It has been one of the few good weeks for ‘man’ (occupied offices and physical retail) versus ‘machine’ (logistics), with Landsec and British Land both up 20% but declines for Zoom (-15%), Amazon (-6%) and even the seemingly unstoppable Segro (-2.3%).
The investment market is unrecognisable as the market I joined two decades ago. In my early days it was driven by the experienced (and largely domestic) generalist, who ran a balanced portfolio and was thus sector-agnostic. Acquisitions decisions were made on the individual merits of buildings. Since then, the internationalisation of ownership and ready availability of data have meant the identification of global ‘themes’ in buying (prioritising the macro rather than the micro). This in turn has led to sweeping generalisations, the most obvious of which is ‘retail bad and logistics good’ (which has parallels with the Orwellian ‘four legs good, two legs bad’).

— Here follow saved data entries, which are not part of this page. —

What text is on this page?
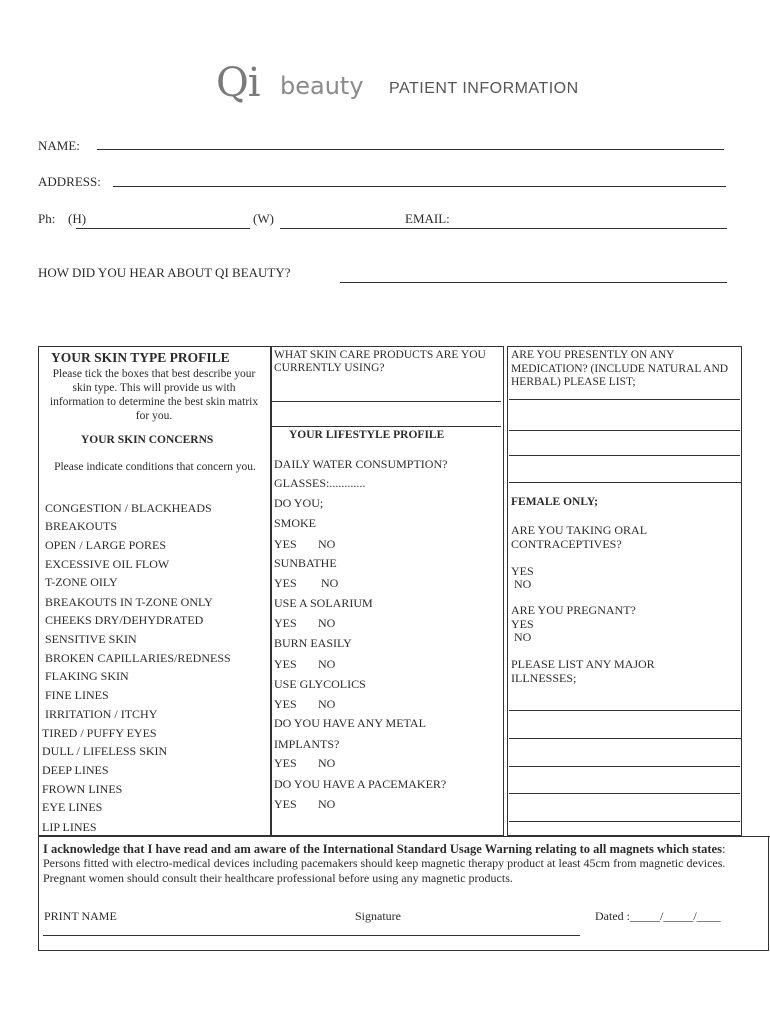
Qi beauty PATIENT INFORMATION
NAME:
ADDRESS:
Ph: (H)	(W)	EMAIL:
HOW DID YOU HEAR ABOUT QI BEAUTY?
YOUR SKIN TYPE PROFILE
Please tick the boxes that best describe your skin type. This will provide us with information to determine the best skin matrix for you.
YOUR SKIN CONCERNS
Please indicate conditions that concern you.
CONGESTION / BLACKHEADS
BREAKOUTS
OPEN / LARGE PORES
EXCESSIVE OIL FLOW
T-ZONE OILY
BREAKOUTS IN T-ZONE ONLY
CHEEKS DRY/DEHYDRATED
SENSITIVE SKIN
BROKEN CAPILLARIES/REDNESS
FLAKING SKIN
FINE LINES
IRRITATION / ITCHY
TIRED / PUFFY EYES
DULL / LIFELESS SKIN
DEEP LINES
FROWN LINES
EYE LINES
LIP LINES
WHAT SKIN CARE PRODUCTS ARE YOU CURRENTLY USING?
YOUR LIFESTYLE PROFILE
DAILY WATER CONSUMPTION?
GLASSES:............
DO YOU;
SMOKE
YES NO
SUNBATHE
YES NO
USE A SOLARIUM
YES NO
BURN EASILY
YES NO
USE GLYCOLICS
YES NO
DO YOU HAVE ANY METAL
IMPLANTS?
YES NO
DO YOU HAVE A PACEMAKER?
YES NO
ARE YOU PRESENTLY ON ANY MEDICATION? (INCLUDE NATURAL AND HERBAL) PLEASE LIST;
FEMALE ONLY;
ARE YOU TAKING ORAL
CONTRACEPTIVES?
YES
NO
ARE YOU PREGNANT?
YES
NO
PLEASE LIST ANY MAJOR
ILLNESSES;
I acknowledge that I have read and am aware of the International Standard Usage Warning relating to all magnets which states:
Persons fitted with electro-medical devices including pacemakers should keep magnetic therapy product at least 45cm from magnetic devices. Pregnant women should consult their healthcare professional before using any magnetic products.
PRINT NAME	Signature	Dated :_____/_____/____
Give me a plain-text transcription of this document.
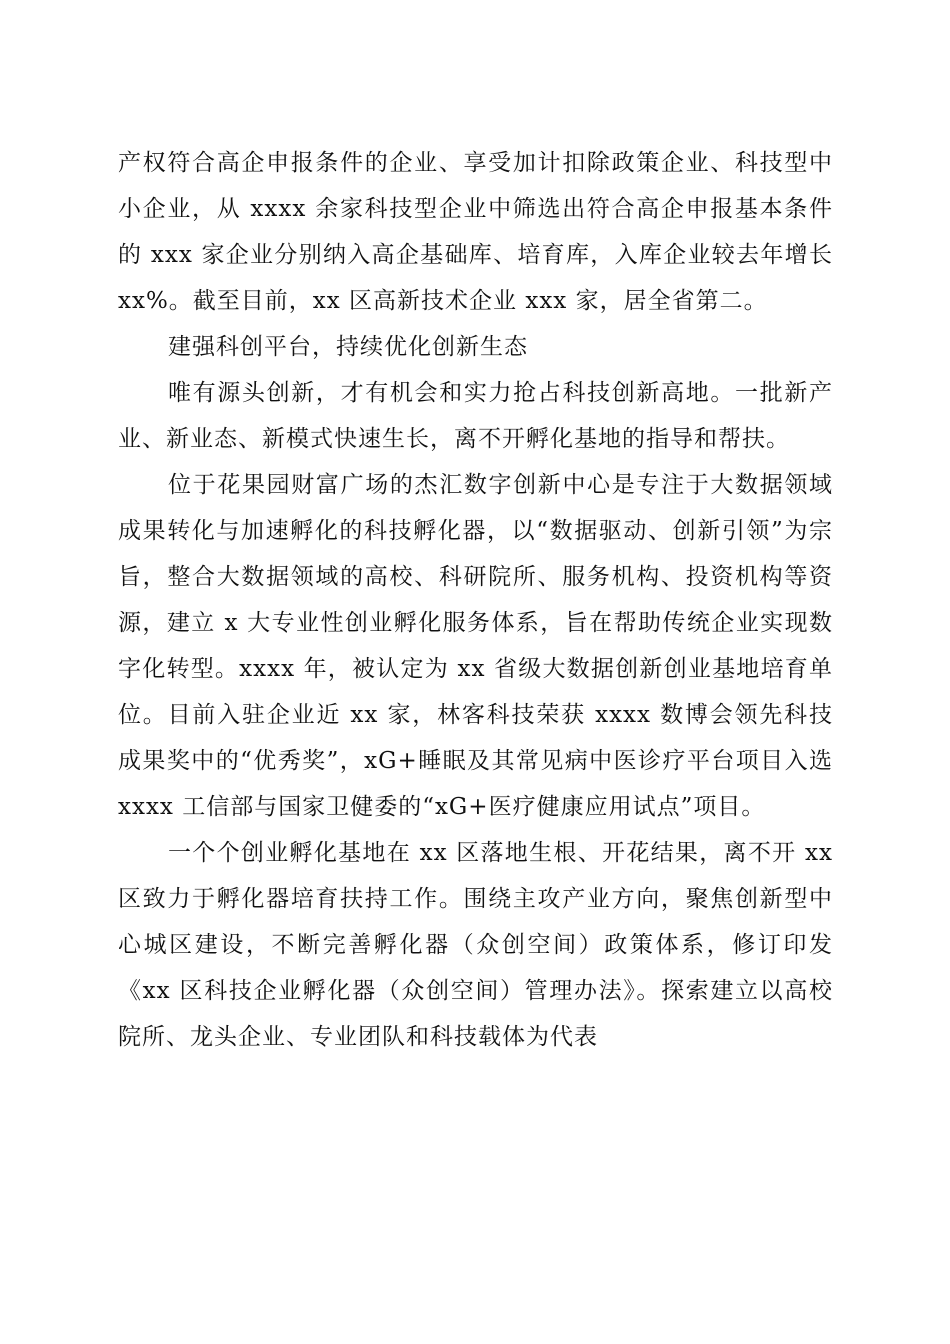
产权符合高企申报条件的企业、享受加计扣除政策企业、科技型中小企业，从 xxxx 余家科技型企业中筛选出符合高企申报基本条件的 xxx 家企业分别纳入高企基础库、培育库，入库企业较去年增长 xx%。截至目前，xx 区高新技术企业 xxx 家，居全省第二。

建强科创平台，持续优化创新生态

唯有源头创新，才有机会和实力抢占科技创新高地。一批新产业、新业态、新模式快速生长，离不开孵化基地的指导和帮扶。

位于花果园财富广场的杰汇数字创新中心是专注于大数据领域成果转化与加速孵化的科技孵化器，以“数据驱动、创新引领”为宗旨，整合大数据领域的高校、科研院所、服务机构、投资机构等资源，建立 x 大专业性创业孵化服务体系，旨在帮助传统企业实现数字化转型。xxxx 年，被认定为 xx 省级大数据创新创业基地培育单位。目前入驻企业近 xx 家，林客科技荣获 xxxx 数博会领先科技成果奖中的“优秀奖”，xG+睡眠及其常见病中医诊疗平台项目入选 xxxx 工信部与国家卫健委的“xG+医疗健康应用试点”项目。

一个个创业孵化基地在 xx 区落地生根、开花结果，离不开 xx 区致力于孵化器培育扶持工作。围绕主攻产业方向，聚焦创新型中心城区建设，不断完善孵化器（众创空间）政策体系，修订印发《xx 区科技企业孵化器（众创空间）管理办法》。探索建立以高校院所、龙头企业、专业团队和科技载体为代表
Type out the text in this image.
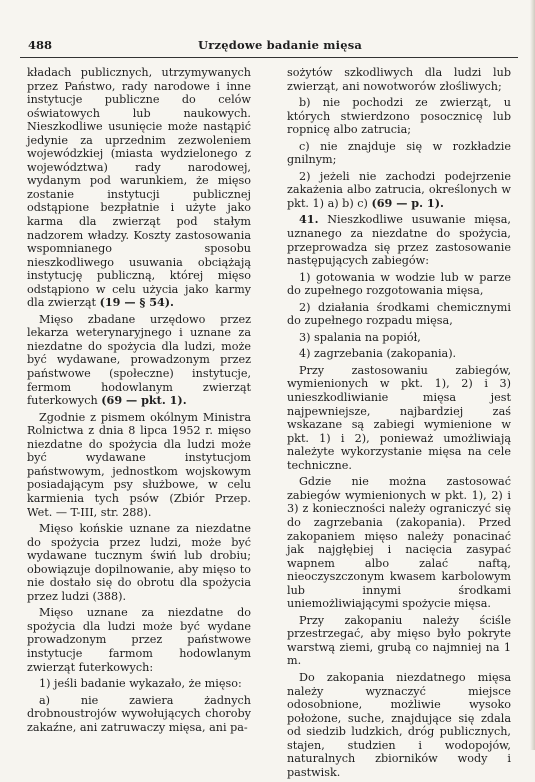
488	Urzędowe badanie mięsa

kładach publicznych, utrzymywanych przez Państwo, rady narodowe i inne instytucje publiczne do celów oświatowych lub naukowych. Nieszkodliwe usunięcie może nastąpić jedynie za uprzednim zezwoleniem wojewódzkiej (miasta wydzielonego z województwa) rady narodowej, wydanym pod warunkiem, że mięso zostanie instytucji publicznej odstąpione bezpłatnie i użyte jako karma dla zwierząt pod stałym nadzorem władzy. Koszty zastosowania wspomnianego sposobu nieszkodliwego usuwania obciążają instytucję publiczną, której mięso odstąpiono w celu użycia jako karmy dla zwierząt (19 — § 54).

Mięso zbadane urzędowo przez lekarza weterynaryjnego i uznane za niezdatne do spożycia dla ludzi, może być wydawane, prowadzonym przez państwowe (społeczne) instytucje, fermom hodowlanym zwierząt futerkowych (69 — pkt. 1).

Zgodnie z pismem okólnym Ministra Rolnictwa z dnia 8 lipca 1952 r. mięso niezdatne do spożycia dla ludzi może być wydawane instytucjom państwowym, jednostkom wojskowym posiadającym psy służbowe, w celu karmienia tych psów (Zbiór Przep. Wet. — T-III, str. 288).

Mięso końskie uznane za niezdatne do spożycia przez ludzi, może być wydawane tucznym świń lub drobiu; obowiązuje dopilnowanie, aby mięso to nie dostało się do obrotu dla spożycia przez ludzi (388).

Mięso uznane za niezdatne do spożycia dla ludzi może być wydane prowadzonym przez państwowe instytucje farmom hodowlanym zwierząt futerkowych:

1) jeśli badanie wykazało, że mięso:

a) nie zawiera żadnych drobnoustrojów wywołujących choroby zakaźne, ani zatruwaczy mięsa, ani pa-

sożytów szkodliwych dla ludzi lub zwierząt, ani nowotworów złośliwych;

b) nie pochodzi ze zwierząt, u których stwierdzono posocznicę lub ropnicę albo zatrucia;

c) nie znajduje się w rozkładzie gnilnym;

2) jeżeli nie zachodzi podejrzenie zakażenia albo zatrucia, określonych w pkt. 1) a) b) c) (69 — p. 1).

41. Nieszkodliwe usuwanie mięsa, uznanego za niezdatne do spożycia, przeprowadza się przez zastosowanie następujących zabiegów:

1) gotowania w wodzie lub w parze do zupełnego rozgotowania mięsa,

2) działania środkami chemicznymi do zupełnego rozpadu mięsa,

3) spalania na popiół,

4) zagrzebania (zakopania).

Przy zastosowaniu zabiegów, wymienionych w pkt. 1), 2) i 3) unieszkodliwianie mięsa jest najpewniejsze, najbardziej zaś wskazane są zabiegi wymienione w pkt. 1) i 2), ponieważ umożliwiają należyte wykorzystanie mięsa na cele techniczne.

Gdzie nie można zastosować zabiegów wymienionych w pkt. 1), 2) i 3) z konieczności należy ograniczyć się do zagrzebania (zakopania). Przed zakopaniem mięso należy ponacinać jak najgłębiej i nacięcia zasypać wapnem albo zalać naftą, nieoczyszczonym kwasem karbolowym lub innymi środkami uniemożliwiającymi spożycie mięsa.

Przy zakopaniu należy ściśle przestrzegać, aby mięso było pokryte warstwą ziemi, grubą co najmniej na 1 m.

Do zakopania niezdatnego mięsa należy wyznaczyć miejsce odosobnione, możliwie wysoko położone, suche, znajdujące się zdala od siedzib ludzkich, dróg publicznych, stajen, studzien i wodopojów, naturalnych zbiorników wody i pastwisk.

One of the best things about Brits is their radar for being misled. A number of the big owners of retail (mainly listed REITs) have spent the past five years as the property equivalent of Flat Earthers, denying physical retail was in decline, 20 years after Amazon’s arrival in the UK. Masking of rents became an art form, marketing literature was rebranded as research pieces, and confidence in the valuation community collapsed. This has been evident in the massive discounts to NAV in public markets for those companies with any significant retail weighting.